While we cannot realistically separate all of the cells in the image without compromising the shape and size of certain cells, we can take a histogram plot of the area to get an idea of the distribution of the area of these preprocessed cells.

from skimage.measure import label, regionprops

labeled_components = label(opened_image)
component_props = regionprops(labeled_components)

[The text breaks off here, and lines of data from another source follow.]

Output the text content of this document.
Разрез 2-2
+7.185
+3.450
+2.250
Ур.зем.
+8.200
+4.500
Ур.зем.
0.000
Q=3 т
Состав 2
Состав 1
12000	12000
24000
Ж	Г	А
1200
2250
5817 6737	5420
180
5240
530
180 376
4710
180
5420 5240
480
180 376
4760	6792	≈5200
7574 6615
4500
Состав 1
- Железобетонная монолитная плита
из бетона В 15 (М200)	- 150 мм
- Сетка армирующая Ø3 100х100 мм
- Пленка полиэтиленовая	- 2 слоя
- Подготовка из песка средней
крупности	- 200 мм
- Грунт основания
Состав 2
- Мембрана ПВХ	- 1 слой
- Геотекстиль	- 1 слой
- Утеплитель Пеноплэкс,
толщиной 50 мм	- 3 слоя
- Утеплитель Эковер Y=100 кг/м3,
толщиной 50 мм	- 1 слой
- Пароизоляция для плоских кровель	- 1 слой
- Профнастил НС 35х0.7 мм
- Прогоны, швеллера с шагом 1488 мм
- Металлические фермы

# Count the number of cells
num_cells = len(component_props)
print(f"Number of cells: {num_cells}")

# Calculate the mean area of the cells
areas = [region.area for region in component_props]
mean_area = np.mean(areas)

# Plot a histogram of cell sizes
fig, ax = plt.subplots(figsize=(10, 5))
plt.hist(areas, bins=30)
plt.xlabel("Area")
plt.ylabel("Frequency")
plt.show()

Number of cells: 371

Image contains numerous noise objects which we can ignore by thresholding

From the histogram, a tall peak is visible towards the 0 end of the area. These are the noise points generated when we binarized the image. While we may collectively call them noise in the context of image processing, there are possibly components of the blood that are significantly smaller than the red blood cell (RBC), like platelets. Meanwhile, on the far right of the spectrum, we can possibly see RBCs that have not been separated by our image preprocessing techniques, such as the opening we performed previously. Ignoring these potential outliers, the mean of the distribution seems to lie around the 600–700 range.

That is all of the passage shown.